The Vigil Service concluded with a reflection written by Sister Rosemary herself. “Beginning with all these days, to you my dearest family, my Adrian Dominican Sisters and Associates and friends all, my love has seeded itself in my heart for always,” she wrote. “All we shared then, newly, has grown wider, deeper, even more caring and … onward to heaven’s time … No fear have I, only the deepest and most loving gratitude for these precious years.”

Sister Esther Kennedy, OP, offers prayer as the former Prioresses look on. They are, from left, Sisters Patricia Walter, OP, Donna Markham, OP, Carol Johannes, OP, and Attracta Kelly, OP.

Both the Vigil Service and the Funeral Liturgy on April 23 reflected Sister Rosemary’s faith, love for all the people in her life, and appreciation for poetry and her Celtic heritage. The Vigil Service began with a prelude, Clair de Lune, performed by Sister Magdalena Ezoe, OP, at Sister Rosemary’s request. Sister Mary Alice Naour, gave a solo performance of The Deer’s Cry based on the Breastplate of St. Patrick. Bill Ebbitt accompanied the chapel choir and David Rains, organist and choir director, on the trumpet and bagpipes. Cantors were Sister Patricia Walter, OP, and Sister Mary Jones, OP.

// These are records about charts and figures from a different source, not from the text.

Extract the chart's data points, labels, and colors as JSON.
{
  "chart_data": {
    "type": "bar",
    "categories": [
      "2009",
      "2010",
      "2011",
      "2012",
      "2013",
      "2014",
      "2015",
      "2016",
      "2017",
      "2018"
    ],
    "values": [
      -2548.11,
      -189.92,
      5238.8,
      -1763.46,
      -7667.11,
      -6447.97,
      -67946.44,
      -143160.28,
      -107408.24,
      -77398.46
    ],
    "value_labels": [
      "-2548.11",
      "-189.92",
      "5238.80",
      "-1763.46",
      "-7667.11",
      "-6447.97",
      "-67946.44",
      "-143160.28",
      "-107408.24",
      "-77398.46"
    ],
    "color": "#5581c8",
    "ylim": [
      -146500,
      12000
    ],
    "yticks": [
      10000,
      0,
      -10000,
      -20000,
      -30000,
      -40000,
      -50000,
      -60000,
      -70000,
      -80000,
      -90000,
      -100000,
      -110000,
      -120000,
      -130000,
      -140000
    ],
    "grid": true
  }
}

Father James Hug, SJ, presider at the Funeral Liturgy, expressed Sister Rosemary’s gratitude to the assembly for their presence at the funeral, and her warm welcome to St. Catherine Chapel. 

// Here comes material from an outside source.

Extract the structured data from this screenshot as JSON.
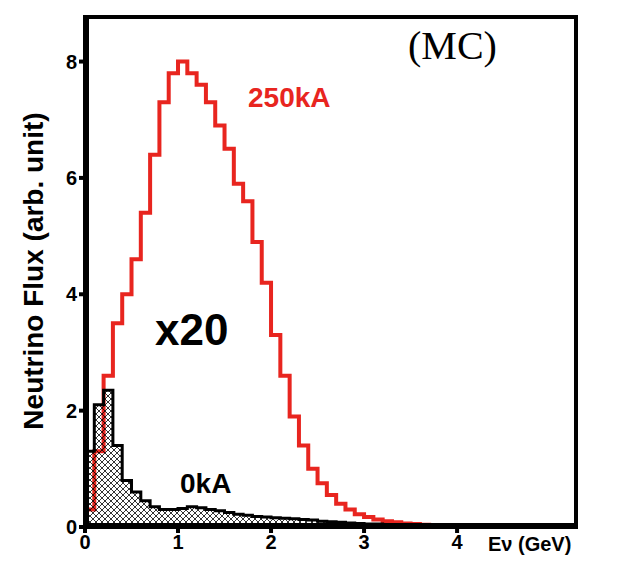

Using an opening reflective hymn, “Breathe on me, Breath of God” as the refrain of her reflection, Sister Patricia Siemen, OP, Prioress, presented the various ways that Sister Rosemary breathed God’s breath and life into the people and the world around her. When she entered the Congregation, “that began Rosemary’s breathing the breath of God on us. Her breath and wisdom mingled with God’s as she taught, formed, cajoled, and loved us into the community of renewal requested by the Church.” 

As she led the Congregation in a time of change, Sister Patricia added, Sister Rosemary drew strength from Sisters in leadership in other religious communities, including as Sisters Mary Luke Tobin, SL; Mary Daniel Turner, SNDdeN; Theresa Kane, RSM; Helen Garvey, BVM; and Margaret Brennan, IHM. She was “also deeply steeped in the history of our own Dominican community, and she developed a love and reverence for our foremothers, Camilla, Augustine, and Gerald. They were her mentors for pioneering new landscapes in the 1970s.” 

While Sister Rosemary initially took on the honorific Mother Laurence Edward, Sister Patricia noted, she eventually reclaimed the traditional Dominican term of Prioress of the Congregation and the title Sister Rosemary “to adopt a more collegial, mutual, and sisterly way of relationship” with the Sisters in the Congregation.

Sister Patricia Siemen, OP, Prioress, offers a reflection on Sister Rosemary during the funeral.

Sister Patricia also noted Sister Rosemary’s final lesson to those she knew and loved: how to die “gracefully, unafraid, and with dignity.” She concluded: “Our hearts are filled with love, Rosemary, for you and because of you. We know you are already beckoning us to journey more deeply into the heart and breath of God and to do what is ours to do to further communion and harmony in the world. Be with us until we become like you, transformed into the utter breath of God.”

The formal celebration of Sister Rosemary’s life concluded as Sisters, family members and friends took her to her resting place in the Congregation cemetery, a “circle of friendship” for Adrian Dominican Sisters who join the Communion of Saints.